Chief pilot Peter Turnbull manoeuvred the big Sikorsky helicopter close to the cliff face before winchman Dave Hardy was sent down to bring the yachtsman safely up from the rocks.
"It was very dark. We were hovering with the blades only two or three metres from the cliff face above the 80 foot [24m] mark," Mr Going said.
He said the rescued man had lacerations and abrasions from the buffeting he'd taken after he left his boat. He was also suffering from the cold conditions, had no lifejacket and was dressed only in shorts - a result of the short time he had to react to get off the yacht when it hit the rocks.
The man was flown to Whangarei Hospital for a check-up.
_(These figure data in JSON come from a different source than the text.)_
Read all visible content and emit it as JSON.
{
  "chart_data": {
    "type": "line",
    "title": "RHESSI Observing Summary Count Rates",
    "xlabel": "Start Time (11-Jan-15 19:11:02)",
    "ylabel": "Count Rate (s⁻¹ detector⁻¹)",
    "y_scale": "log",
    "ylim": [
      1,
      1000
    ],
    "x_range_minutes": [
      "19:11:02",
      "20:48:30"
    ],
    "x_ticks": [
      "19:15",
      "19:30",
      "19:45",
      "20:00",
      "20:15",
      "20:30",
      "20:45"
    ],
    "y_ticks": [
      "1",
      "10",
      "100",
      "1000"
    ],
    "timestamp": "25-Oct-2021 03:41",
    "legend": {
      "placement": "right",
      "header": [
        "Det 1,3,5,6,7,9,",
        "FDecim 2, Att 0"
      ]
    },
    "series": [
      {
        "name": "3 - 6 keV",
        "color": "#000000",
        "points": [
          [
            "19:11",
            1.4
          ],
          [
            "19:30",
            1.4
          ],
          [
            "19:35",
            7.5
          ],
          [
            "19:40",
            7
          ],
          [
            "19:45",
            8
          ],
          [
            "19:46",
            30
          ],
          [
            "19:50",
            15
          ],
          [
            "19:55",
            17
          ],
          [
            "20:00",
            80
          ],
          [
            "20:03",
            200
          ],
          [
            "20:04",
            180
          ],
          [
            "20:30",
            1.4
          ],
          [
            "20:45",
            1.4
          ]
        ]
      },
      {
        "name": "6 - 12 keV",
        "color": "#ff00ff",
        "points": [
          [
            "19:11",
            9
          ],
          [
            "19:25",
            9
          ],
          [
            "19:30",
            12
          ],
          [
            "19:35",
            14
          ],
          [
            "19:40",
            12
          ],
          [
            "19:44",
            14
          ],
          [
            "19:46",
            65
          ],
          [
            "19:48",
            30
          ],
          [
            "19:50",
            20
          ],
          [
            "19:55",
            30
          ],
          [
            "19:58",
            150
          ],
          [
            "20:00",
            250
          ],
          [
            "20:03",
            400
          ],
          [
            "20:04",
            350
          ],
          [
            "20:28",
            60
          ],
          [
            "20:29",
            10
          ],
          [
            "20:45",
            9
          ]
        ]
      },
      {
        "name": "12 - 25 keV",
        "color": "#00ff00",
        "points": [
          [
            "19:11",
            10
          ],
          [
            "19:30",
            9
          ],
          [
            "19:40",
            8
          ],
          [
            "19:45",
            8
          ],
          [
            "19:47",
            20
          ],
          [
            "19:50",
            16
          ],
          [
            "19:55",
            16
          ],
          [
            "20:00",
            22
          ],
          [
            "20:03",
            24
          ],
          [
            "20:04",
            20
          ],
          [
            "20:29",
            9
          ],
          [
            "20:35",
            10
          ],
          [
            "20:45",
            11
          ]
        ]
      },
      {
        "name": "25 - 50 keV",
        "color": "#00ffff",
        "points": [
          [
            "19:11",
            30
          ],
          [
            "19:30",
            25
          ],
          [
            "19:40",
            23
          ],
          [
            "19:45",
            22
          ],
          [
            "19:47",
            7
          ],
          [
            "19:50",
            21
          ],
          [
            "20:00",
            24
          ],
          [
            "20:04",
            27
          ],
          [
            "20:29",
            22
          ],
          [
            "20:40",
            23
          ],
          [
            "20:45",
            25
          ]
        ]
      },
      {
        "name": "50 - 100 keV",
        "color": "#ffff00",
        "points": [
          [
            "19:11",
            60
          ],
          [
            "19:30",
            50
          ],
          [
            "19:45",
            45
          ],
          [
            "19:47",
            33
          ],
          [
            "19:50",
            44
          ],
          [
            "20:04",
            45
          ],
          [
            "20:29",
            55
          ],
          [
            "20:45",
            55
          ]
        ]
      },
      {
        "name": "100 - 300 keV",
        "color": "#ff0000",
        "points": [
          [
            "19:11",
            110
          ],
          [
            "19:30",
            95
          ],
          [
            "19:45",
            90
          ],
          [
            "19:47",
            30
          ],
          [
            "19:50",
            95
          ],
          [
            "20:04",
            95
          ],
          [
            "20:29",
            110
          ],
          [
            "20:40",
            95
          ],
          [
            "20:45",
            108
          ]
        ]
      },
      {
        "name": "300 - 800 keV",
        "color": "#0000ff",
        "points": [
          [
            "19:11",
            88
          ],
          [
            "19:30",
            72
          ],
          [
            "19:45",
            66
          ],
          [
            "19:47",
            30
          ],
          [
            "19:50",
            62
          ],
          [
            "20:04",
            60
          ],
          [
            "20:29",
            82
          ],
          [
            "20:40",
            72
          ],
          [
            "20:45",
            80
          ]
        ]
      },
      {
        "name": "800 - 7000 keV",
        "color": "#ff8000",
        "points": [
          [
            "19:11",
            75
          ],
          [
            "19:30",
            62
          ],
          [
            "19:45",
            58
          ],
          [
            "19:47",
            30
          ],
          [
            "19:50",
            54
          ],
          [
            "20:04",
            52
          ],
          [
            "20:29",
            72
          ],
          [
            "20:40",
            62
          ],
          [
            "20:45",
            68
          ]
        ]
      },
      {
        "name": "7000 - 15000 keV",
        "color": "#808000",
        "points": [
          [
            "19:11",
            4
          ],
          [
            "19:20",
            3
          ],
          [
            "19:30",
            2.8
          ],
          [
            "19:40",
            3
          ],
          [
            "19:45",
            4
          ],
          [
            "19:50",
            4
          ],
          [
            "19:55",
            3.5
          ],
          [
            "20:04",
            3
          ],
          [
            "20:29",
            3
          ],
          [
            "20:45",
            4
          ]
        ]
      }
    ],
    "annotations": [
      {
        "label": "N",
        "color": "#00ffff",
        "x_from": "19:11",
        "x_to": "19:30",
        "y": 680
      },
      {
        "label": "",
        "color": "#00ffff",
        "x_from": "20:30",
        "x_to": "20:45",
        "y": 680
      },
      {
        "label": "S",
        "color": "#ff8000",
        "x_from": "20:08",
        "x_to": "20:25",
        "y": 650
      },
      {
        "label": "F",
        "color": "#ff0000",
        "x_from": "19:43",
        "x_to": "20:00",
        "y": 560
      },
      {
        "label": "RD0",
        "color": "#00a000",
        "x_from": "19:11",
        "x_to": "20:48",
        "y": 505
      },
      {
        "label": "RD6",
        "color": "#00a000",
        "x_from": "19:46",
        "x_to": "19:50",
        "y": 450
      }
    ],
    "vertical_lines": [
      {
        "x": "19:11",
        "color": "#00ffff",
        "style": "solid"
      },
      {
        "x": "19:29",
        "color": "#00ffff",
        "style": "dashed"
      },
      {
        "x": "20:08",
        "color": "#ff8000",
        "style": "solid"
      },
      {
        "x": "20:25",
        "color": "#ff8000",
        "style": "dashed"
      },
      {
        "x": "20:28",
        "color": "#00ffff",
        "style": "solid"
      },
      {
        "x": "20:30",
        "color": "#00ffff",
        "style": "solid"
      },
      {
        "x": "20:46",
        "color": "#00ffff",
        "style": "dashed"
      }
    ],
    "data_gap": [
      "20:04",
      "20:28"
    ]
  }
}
A hospital spokeswoman said he had been treated and discharged yesterday morning.
Mr Going described the rescue as "certainly a good outcome" to locate and rescue the man in the dark from under a cliff face.
A marker has been placed as a navigation warning to other vessels of the sunken yacht's location. It was not known last night whether a salvage attempt would be made to try to retrieve the yacht or equipment on it.